Der Bus, der mich in die Nähe meines Hotels brachte, war mal wieder mal ohne Heizung, aber es waren auch wie immer genügend Menschen zusammengedrängt, dass sich so etwas wie Wärme verbreitete. Es sei denn, man bekam nur einen Stehplatz in Türnähe, wo die Minusgrade bei jeder Türöffnung nur warteten, einen wieder erkalten zu lassen. Wie üblich starrten wieder viele Augenpaare auf mich, aber dem begegnete ich immer mehr mit innerer Gelassenheit.
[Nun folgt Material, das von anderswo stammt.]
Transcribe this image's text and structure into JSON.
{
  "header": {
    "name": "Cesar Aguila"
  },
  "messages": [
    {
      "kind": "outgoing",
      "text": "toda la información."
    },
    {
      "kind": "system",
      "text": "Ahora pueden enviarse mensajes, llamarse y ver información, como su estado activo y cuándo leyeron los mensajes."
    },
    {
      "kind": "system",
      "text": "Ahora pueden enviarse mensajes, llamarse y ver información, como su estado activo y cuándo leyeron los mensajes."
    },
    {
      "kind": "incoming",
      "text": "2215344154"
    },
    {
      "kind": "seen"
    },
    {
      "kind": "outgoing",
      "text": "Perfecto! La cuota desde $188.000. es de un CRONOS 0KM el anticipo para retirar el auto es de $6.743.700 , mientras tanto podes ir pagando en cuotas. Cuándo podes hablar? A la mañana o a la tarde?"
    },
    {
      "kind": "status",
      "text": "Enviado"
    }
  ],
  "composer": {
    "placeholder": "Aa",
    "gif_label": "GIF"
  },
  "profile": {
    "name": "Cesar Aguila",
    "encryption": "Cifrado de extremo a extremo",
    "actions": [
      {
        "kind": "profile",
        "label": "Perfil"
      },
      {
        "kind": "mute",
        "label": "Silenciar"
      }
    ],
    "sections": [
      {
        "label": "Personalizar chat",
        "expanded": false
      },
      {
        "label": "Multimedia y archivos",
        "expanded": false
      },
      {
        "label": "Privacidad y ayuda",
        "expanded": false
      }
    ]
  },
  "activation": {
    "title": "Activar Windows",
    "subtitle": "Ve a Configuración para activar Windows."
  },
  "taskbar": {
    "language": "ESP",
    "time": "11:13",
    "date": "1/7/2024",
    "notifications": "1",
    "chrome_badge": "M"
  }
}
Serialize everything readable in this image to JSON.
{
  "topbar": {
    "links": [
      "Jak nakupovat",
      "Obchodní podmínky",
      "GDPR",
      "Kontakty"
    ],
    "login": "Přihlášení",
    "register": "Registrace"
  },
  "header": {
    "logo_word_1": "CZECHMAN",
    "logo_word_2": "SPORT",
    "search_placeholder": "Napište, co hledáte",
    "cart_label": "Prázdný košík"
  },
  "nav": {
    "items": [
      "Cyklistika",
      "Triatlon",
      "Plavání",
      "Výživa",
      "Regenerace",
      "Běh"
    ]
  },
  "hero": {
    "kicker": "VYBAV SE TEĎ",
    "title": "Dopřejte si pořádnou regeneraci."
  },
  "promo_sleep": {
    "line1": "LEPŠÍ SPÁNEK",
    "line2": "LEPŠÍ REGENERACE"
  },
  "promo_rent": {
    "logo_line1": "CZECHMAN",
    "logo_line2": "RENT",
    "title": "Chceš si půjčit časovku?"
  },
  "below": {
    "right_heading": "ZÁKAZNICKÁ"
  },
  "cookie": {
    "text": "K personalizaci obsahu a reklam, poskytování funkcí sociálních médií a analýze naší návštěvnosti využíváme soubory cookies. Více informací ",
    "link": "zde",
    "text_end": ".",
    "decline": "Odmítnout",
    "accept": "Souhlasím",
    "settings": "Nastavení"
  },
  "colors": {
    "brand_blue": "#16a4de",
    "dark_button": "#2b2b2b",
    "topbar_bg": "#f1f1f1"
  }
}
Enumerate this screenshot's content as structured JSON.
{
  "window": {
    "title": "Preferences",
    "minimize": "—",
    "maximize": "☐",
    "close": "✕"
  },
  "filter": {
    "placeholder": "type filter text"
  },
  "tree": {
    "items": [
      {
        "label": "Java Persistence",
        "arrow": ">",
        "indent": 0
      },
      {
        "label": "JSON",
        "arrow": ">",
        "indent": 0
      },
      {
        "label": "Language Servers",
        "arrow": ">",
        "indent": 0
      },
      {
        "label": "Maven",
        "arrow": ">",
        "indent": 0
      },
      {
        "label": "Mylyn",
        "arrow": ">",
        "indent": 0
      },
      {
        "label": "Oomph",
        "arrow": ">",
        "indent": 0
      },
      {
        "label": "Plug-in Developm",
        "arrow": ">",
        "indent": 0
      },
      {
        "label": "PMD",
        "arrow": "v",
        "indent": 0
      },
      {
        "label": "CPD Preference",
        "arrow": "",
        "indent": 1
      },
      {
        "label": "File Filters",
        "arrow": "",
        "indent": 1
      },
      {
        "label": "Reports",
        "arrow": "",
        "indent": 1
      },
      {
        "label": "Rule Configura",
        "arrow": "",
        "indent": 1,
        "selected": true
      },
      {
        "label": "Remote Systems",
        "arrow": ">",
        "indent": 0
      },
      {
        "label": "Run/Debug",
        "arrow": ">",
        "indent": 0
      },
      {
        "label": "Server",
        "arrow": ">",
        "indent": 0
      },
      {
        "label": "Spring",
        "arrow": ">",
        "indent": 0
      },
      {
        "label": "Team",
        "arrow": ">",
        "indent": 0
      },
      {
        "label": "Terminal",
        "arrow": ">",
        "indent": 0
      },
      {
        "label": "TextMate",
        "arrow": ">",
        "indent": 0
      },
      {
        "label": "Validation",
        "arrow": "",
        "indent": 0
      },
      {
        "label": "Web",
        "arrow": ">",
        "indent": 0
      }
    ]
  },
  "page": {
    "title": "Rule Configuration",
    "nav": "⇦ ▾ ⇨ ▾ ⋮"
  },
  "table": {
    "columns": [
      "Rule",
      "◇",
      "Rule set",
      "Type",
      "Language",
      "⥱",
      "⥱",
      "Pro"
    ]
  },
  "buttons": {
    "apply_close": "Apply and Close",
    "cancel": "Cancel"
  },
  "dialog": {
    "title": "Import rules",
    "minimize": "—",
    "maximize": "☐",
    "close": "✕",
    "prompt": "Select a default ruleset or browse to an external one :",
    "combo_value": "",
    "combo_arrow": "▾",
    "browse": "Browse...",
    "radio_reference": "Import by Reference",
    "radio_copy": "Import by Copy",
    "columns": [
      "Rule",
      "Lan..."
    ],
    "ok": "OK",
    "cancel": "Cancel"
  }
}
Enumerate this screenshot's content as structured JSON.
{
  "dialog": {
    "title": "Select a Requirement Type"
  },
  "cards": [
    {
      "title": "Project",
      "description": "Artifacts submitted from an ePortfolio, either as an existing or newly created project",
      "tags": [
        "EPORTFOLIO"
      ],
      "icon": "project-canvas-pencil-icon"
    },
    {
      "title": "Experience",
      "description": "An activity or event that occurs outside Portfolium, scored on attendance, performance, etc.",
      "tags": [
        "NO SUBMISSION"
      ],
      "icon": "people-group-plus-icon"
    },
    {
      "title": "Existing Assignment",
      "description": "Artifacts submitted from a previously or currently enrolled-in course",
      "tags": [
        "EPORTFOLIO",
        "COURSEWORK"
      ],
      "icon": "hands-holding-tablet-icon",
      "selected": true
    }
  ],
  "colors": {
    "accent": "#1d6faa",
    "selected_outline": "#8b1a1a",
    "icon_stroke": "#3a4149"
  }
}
Die letzten Kilometer zu meinem Hotel ging ich wieder zu Fuß und bemerkte, mein Körper hatte sich langsam auf die Minus 25 Grad gut eingestellt. Denn diese Temperatur war nichts im Vergleich zu den am Morgen gegen 4:00 Uhr herrschenden. Mein Stammrestaurant hatte noch Licht und ich beschloss noch einmal, mir eine warme Mahlzeit zu gönnen. Als ich eintrat, fiel mir ein 40 cm großer Weihnachtsbaum aus Plastik auf, der mit bunten Lichtern geschmückt war, welche in einem nicht erfassbaren Rhythmus nervös flackerten. Der Wirt sah mich und zog mich zum Weihnachtsbaum und stammelte so etwas wie Chrixmax, zeigte auf mich und dann wieder auf den Baum und freute sich sehr. Seinen Gesten entnahm ich, dass er das für mich hingestellt hatte, denn es war kurz vor Weihnachten. Ich war für ihn so etwas wie gute Werbung, denn seitdem ich dort Stammgast war, kamen immer mehr Gäste, denn so einen fremden Teufel sah man in diesen Tage nicht so oft. Fertig gegessen machte ich mich auf den Weg zurück zum nahe gelegenen Hotel, nicht ohne mich von den mir zuwinkenden und alle in Arbeiterblau gekleideten Gästen kopfnickend zu verabschieden. Auf der Straße schaute ich noch einmal zurück, konnte aber hinter den milchigweiß beschlagenen Scheiben nur die flackernden bunten Kerzen des Weihnachtsbaums erkennen. Den Kragen zuknöpfend, blickte ich auf der fast menschenleeren Straße hoch und sah in der Nacht die beleuchteten roten chinesischen Schriftzeichen meines Hotels. Mittlerweile wußte ich, was sie bedeuteten – Jasmin Hotel. Dort angekommen, gab es die nächste freudige Überraschung. Der Lift war nach vier Tagen wieder funktionsfähig. Etwas skeptisch drückte ich auf den Knopf dritter Stock und kam dort auch ohne Probleme an.